Tip #3: Find Out Who You Should Be Talking To
This goes back to preparation. When you arrive at the event, make a point to find a key individual or someone you believe may be a connector or know a lot of individuals in attendance. This could be the organizer, speaker, board member, or even a high-level volunteer. Connecting with this type of individual first and asking them who you should be talking to could save you from some awkward moments. If you’re alone, you could even ask this individual to make an introduction right then and there.
Tip #4: Listen
Careful listening does not require you to be the center of attention. A lot of networking events create space where it’s easy to step into an ongoing conversation, especially if there are serving food or beverages and you’re on the hunt to find a space to set down your items.
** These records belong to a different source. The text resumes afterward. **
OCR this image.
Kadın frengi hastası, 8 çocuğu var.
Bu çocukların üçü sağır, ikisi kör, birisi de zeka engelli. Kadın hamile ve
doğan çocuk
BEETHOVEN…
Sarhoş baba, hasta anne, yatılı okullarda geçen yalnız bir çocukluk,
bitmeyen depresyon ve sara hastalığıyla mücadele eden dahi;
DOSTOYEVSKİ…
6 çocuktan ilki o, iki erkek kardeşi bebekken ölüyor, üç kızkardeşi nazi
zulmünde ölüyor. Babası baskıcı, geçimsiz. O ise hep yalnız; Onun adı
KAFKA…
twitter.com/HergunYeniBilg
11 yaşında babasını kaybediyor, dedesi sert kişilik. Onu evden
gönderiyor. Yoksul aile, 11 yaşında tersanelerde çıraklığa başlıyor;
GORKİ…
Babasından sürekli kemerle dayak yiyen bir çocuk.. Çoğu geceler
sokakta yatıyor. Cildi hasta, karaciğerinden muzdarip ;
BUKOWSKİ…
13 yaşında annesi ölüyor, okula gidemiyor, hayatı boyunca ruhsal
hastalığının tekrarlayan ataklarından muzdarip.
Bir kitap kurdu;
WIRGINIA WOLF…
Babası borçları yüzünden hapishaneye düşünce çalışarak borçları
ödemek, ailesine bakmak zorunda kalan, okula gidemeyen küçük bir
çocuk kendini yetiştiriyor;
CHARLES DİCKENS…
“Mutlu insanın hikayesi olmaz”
Quietly and politely join in on a conversation and just start listening. Hopefully, those already there will work you into the conversation and if not, don’t sweat it. You can easily excuse yourself and try another group or table that may be more welcoming.
Tip #5: Learn the art of the ‘Gracious Goodbye’
If you’re not quite sure how to break out of a group, using your business cards as a tool and saying a polite, “It’s been great chatting with you, I’d love to follow-up or connect on LinkedIn. Do you have a business card?” can be an easy way to navigate your way out of a conversation. After all, you’re at a networking event to meet people, not get stuck in a conversation the entire time with one or two individuals. No one should give you grief about this and you can carry on and connect with others in attendance.
Tip #6 Put an icebreaker on your name tag
Keep things lighthearted and consider putting a funny icebreaker or an interesting fact about you on your name tag that might spark up a conversation. Icebreakers are great ways to loosen up and another avenue to open up a conversation with someone.
Just because you’re an introvert doesn’t mean that every networking event has to suck. Being aware of your social disposition can bring you closer to developing the skills necessary to build relationships and make connections. The good news is that this is a skill that can be developed with practice.
Are you an introvert? Share some of the tips you use to bring ease into networking.